Он был уже на середине реки, когда случилось неизбежное. Река взревела, словно зверь при виде добычи; люди на берегу с криком бросились прочь.

Оглянувшись через плечо, герцог увидел, что на него мчится стена грязной коричневой воды. В ней виднелись бревна и вырванные с корнем деревья.

В волнах барахталось что-то белое — Ник понял, что это овца, застигнутая наводнением. Огромное бревно, встав торчком, ударило овцу; она исчезла под водой и больше не появлялась.

Ник не собирался сдаваться. Обдирая руки в кровь и отчаянно работая ногами, он рвался к берегу.

Поздно — мгновение спустя бешеная ярость природы обрушилась и на него.

Он ощутил мощный удар и зашатался, безуспешно ловя ртом воздух. Увы — кругом была только вода.

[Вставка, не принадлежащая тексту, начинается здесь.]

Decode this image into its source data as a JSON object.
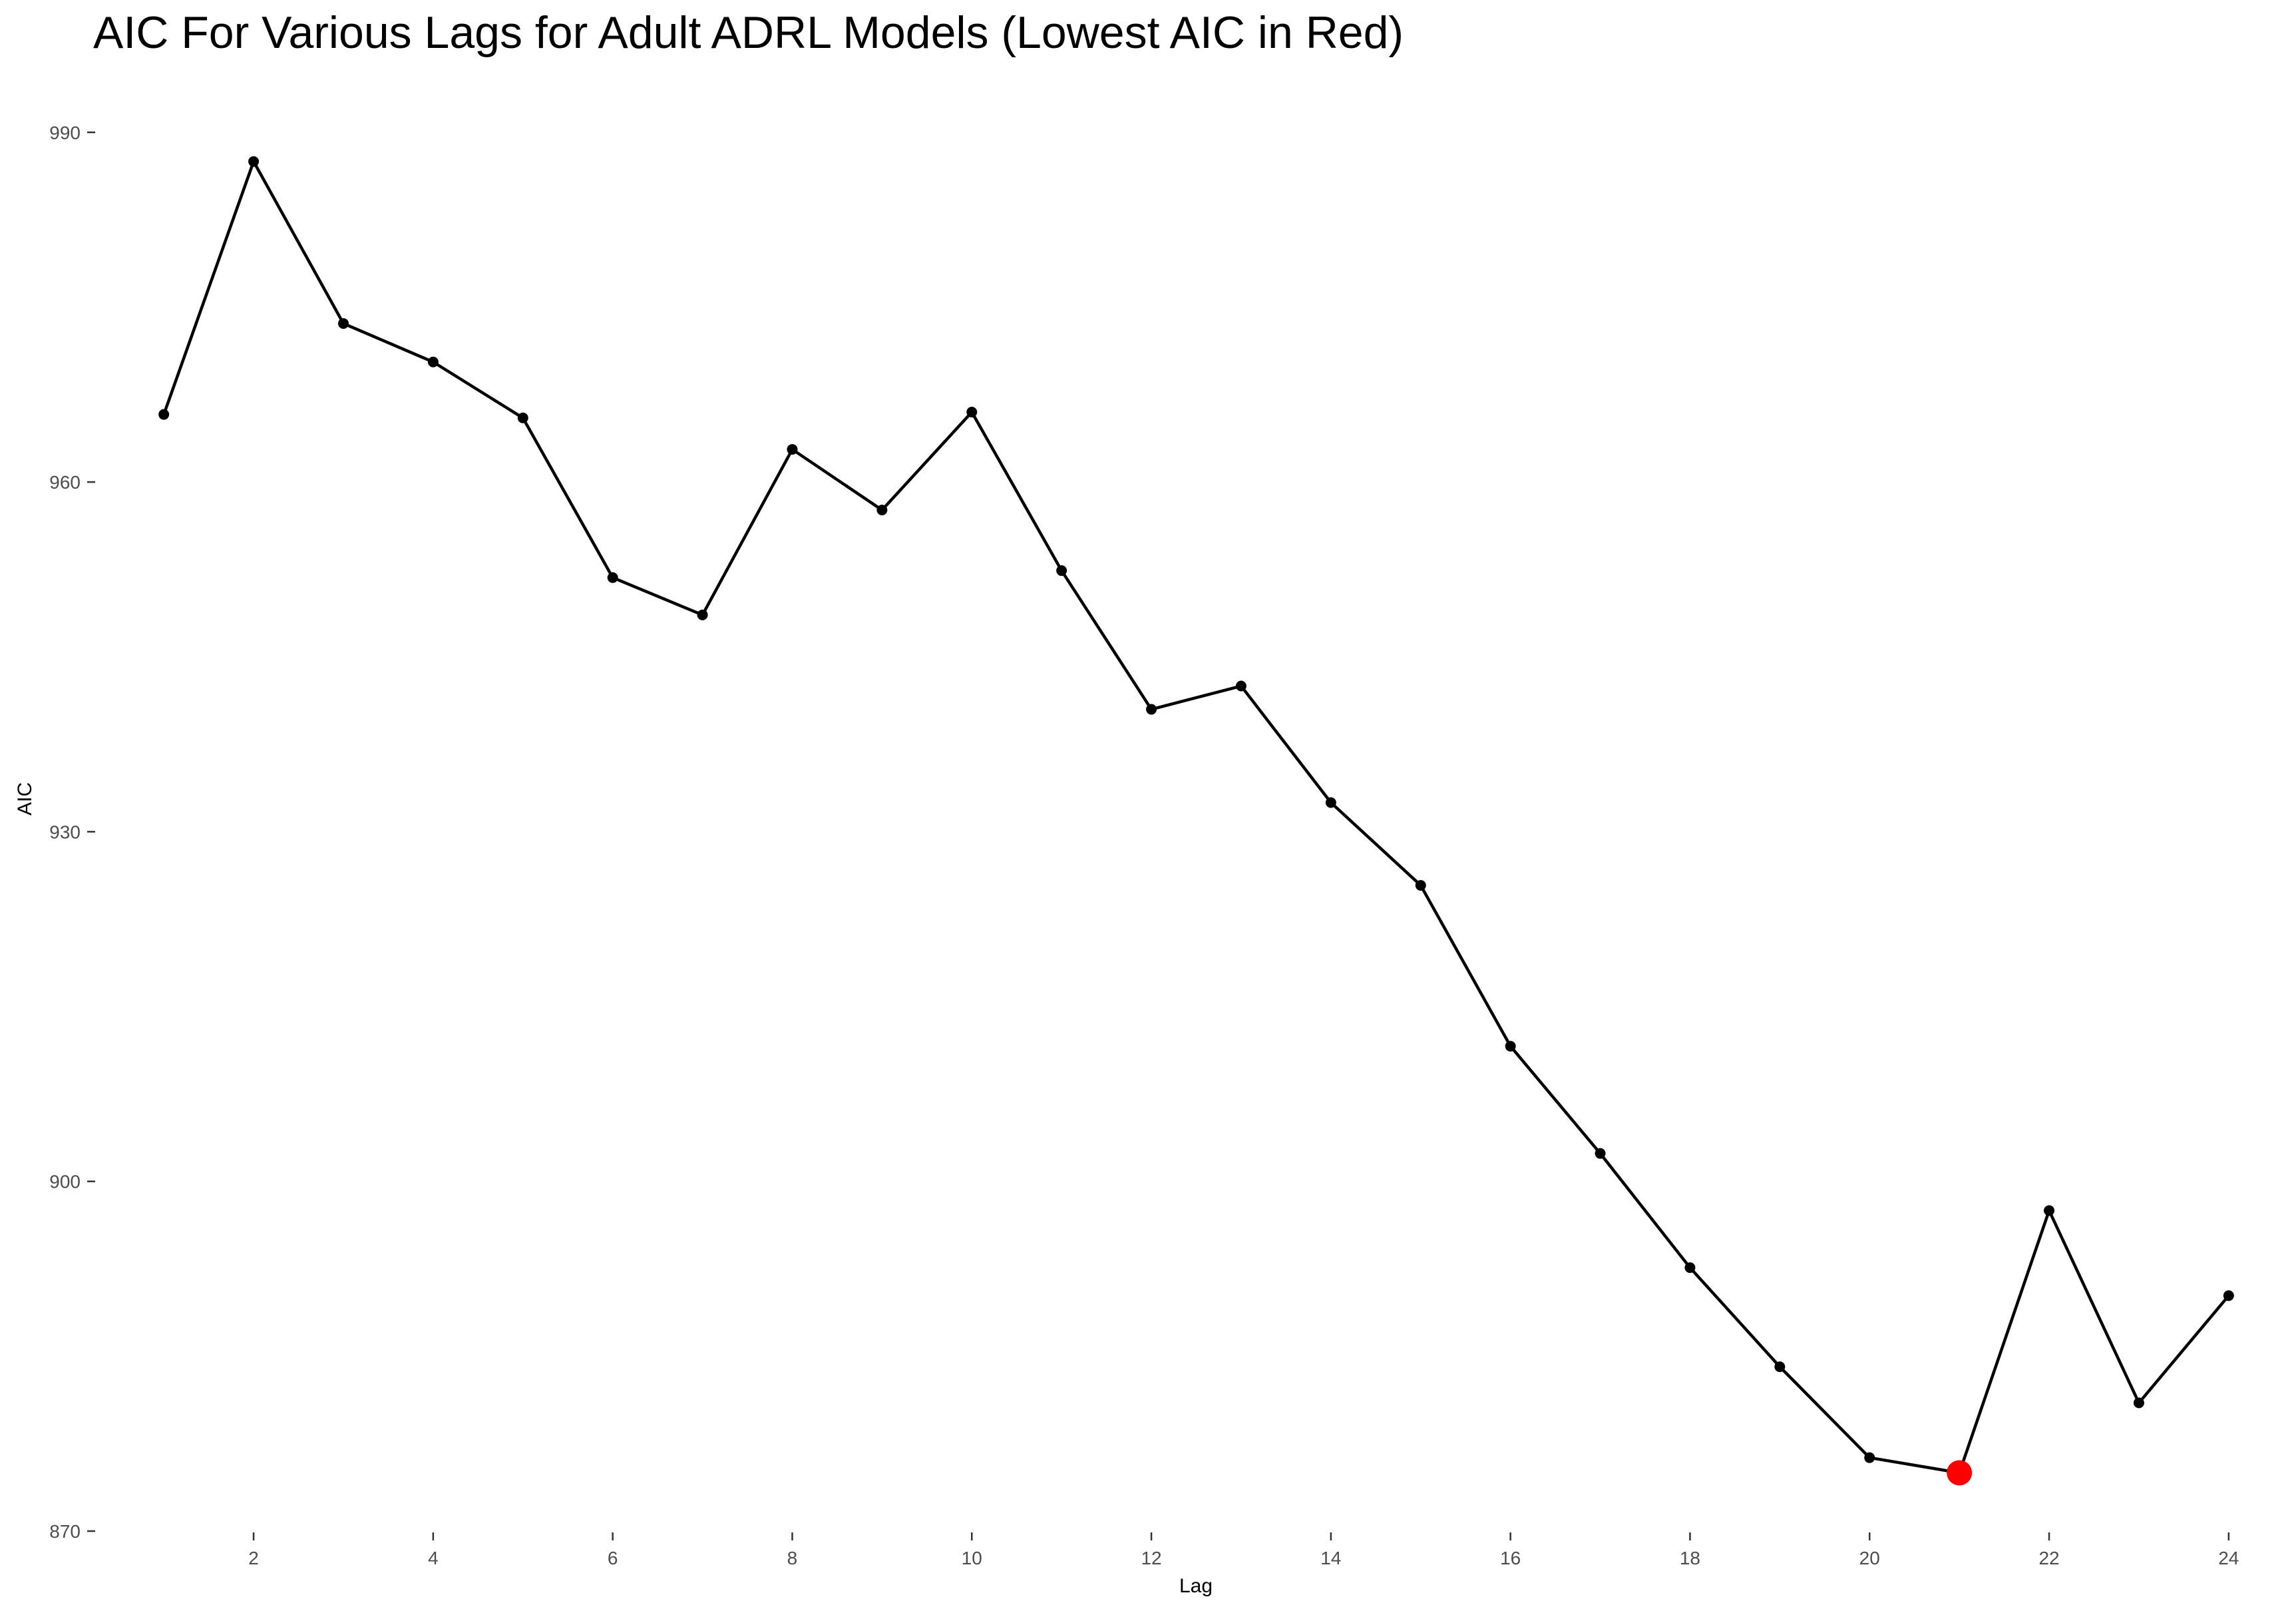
{
  "chart_data": {
    "type": "line",
    "title": "AIC For Various Lags for Adult ADRL Models (Lowest AIC in Red)",
    "xlabel": "Lag",
    "ylabel": "AIC",
    "x": [
      1,
      2,
      3,
      4,
      5,
      6,
      7,
      8,
      9,
      10,
      11,
      12,
      13,
      14,
      15,
      16,
      17,
      18,
      19,
      20,
      21,
      22,
      23,
      24
    ],
    "series": [
      {
        "values": [
          965.8,
          987.5,
          973.6,
          970.3,
          965.5,
          951.8,
          948.6,
          962.8,
          957.6,
          966.0,
          952.4,
          940.5,
          942.5,
          932.5,
          925.4,
          911.6,
          902.4,
          892.6,
          884.1,
          876.3,
          875.0,
          897.5,
          881.0,
          890.2
        ]
      }
    ],
    "highlight": {
      "x": 21,
      "y": 875.0,
      "color": "#ff0000"
    },
    "xlim": [
      0.25,
      24.75
    ],
    "ylim": [
      870,
      994.5
    ],
    "xticks": [
      2,
      4,
      6,
      8,
      10,
      12,
      14,
      16,
      18,
      20,
      22,
      24
    ],
    "yticks": [
      870,
      900,
      930,
      960,
      990
    ],
    "grid": false,
    "colors": {
      "line": "#000000",
      "point": "#000000",
      "highlight": "#ff0000",
      "tick_label": "#4d4d4d"
    }
  }
}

Канат лопнул и вырвался из рук. Герцога несколько раз перевернуло в воде; потом что-то — может быть, бревно или ветка дерева — ударило его по голове.

И наступила тьма.

25.

К середине дня дождь прекратился, зато подул холодный, пронизывающий ветер. Все население Стоксберри-Хаттона сгрудилось на вершинах трех холмов: Церковного, Вязового и третьего, безымянного холма, когда-то служившего общественным пастбищем.

На этом третьем холме нашли себе укрытие доктор Стек и Софрония. Врач оказался здесь как нельзя более кстати: среди беженцев были беременные женщины, и у двух из них от усталости и пережитого волнения начались роды. Доктор Стек метался от одной роженицы к другой; Софрония, как всегда, спокойная и собранная, помогала ему в качестве медсестры.

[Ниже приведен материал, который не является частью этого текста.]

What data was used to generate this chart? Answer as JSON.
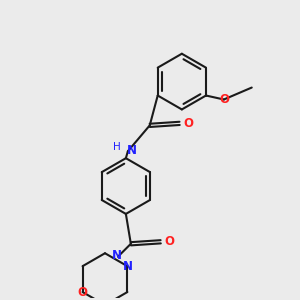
{
  "bg_color": "#ebebeb",
  "bond_color": "#1a1a1a",
  "N_color": "#2121ff",
  "O_color": "#ff2121",
  "line_width": 1.5,
  "dbo": 0.018,
  "figsize": [
    3.0,
    3.0
  ],
  "dpi": 100,
  "xlim": [
    0.0,
    3.0
  ],
  "ylim": [
    0.0,
    3.0
  ]
}
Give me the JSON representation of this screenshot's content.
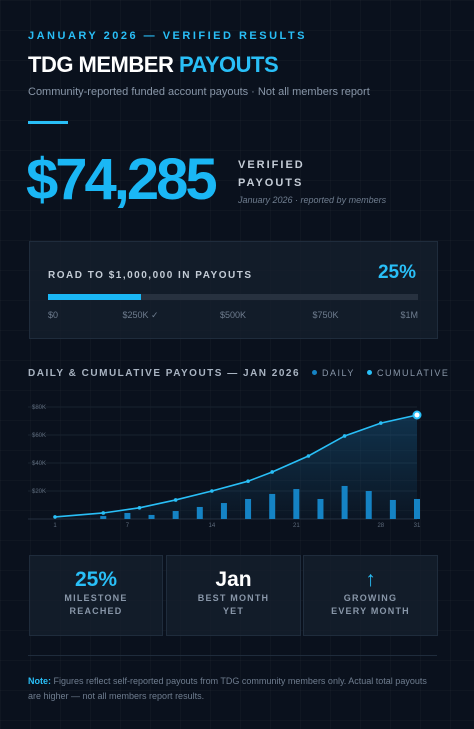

Отец Мэри открыл для страждущих церковь и свой дом. Вопреки церковным правилам, он впустил в алтарь замерзших женщин и детей — сейчас преподобному Фенвику было не до соблюдения канонов.

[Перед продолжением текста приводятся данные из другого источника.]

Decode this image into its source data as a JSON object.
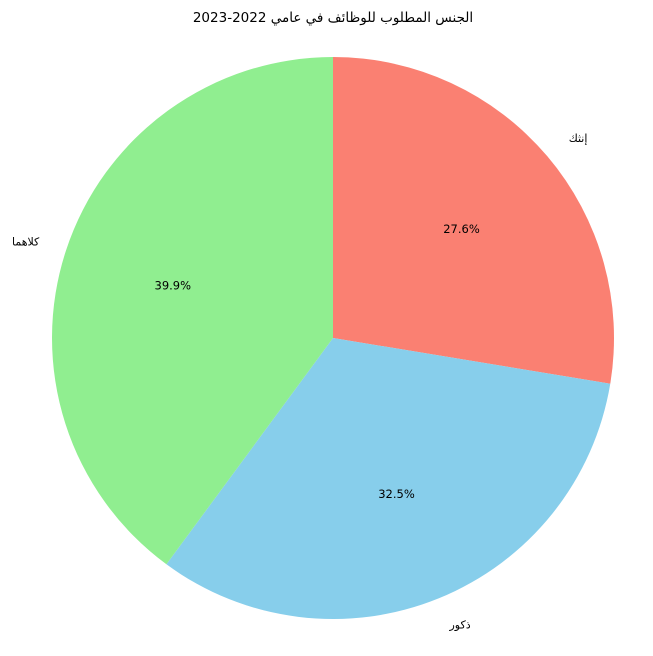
{
  "chart_data": {
    "type": "pie",
    "title": "الجنس المطلوب للوظائف في عامي 2022-2023",
    "categories": [
      "إنثك",
      "ذكور",
      "كلاهما"
    ],
    "values": [
      27.6,
      32.5,
      39.9
    ],
    "percent_labels": [
      "27.6%",
      "32.5%",
      "39.9%"
    ],
    "colors": [
      "#fa8072",
      "#87ceeb",
      "#90ee90"
    ],
    "start_angle_deg": 90,
    "direction": "clockwise",
    "legend": "none"
  }
}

В «Вязах» доктора не было. Реджи Пендрагон вместе с Айронфутом и несколькими конюхами отправился на поиски герцога, которого, как все уже слышали, смыло с моста волной, когда он спасал жителей Пустоши. Мужчины разделились на две поисковые команды и отправились обшаривать берега.

«Дай бог, чтобы хотя бы тело нашли», — говорили между собой слуги и утирали слезы.

Мэри не разрешала себе даже думать об этом. «Он жив, — повторяла она снова и снова. — Он не может умереть. Только не теперь — ведь я еще не сказала ему, что его люблю!»

Впрочем, предаваться отчаянию было некогда. Вместе с миссис Кодиган и Пенелопой Мэри готовила еду для беженцев, грела воду, раздавала одеяла замерзшим, устраивала в доме стариков, больных и маленьких детей — словом, дел было по горло, и тяжелая работа хоть немного отвлекала ее от ужасных мыслей.

Однако совсем отвлечься не удавалось. Снова и снова Мэри вспоминался душераздирающий рассказ шахтера о том, как вырванное с корнем дерево ударило Уэстермира по голове, как он погрузился в воду… и больше уже не вынырнул.

Мэри гнала от себя отчаяние. Она молилась и надеялась.

«Когда все потеряно, остается надежда», — говорил, бывало, отец. Как бы хотела она, чтобы папа сейчас был здесь!

Но Мэри знала, что сказал бы ей преподобный Фенвик: «Мужайся, дитя мое, и помни о своем долге. Сейчас не время предаваться скорби — ты должна помочь людям, которые нуждаются в тебе».

От миссис Кодиган толку было мало: бедная женщина бродила словно во сне и поминутно разражалась слезами. Зато Пенни Макдугал, несмотря на свою хрупкость, трудилась без устали и не позволяла себе ни слова жалобы.

На лужайке перед домом появлялись все новые беженцы; они приносили печальные вести.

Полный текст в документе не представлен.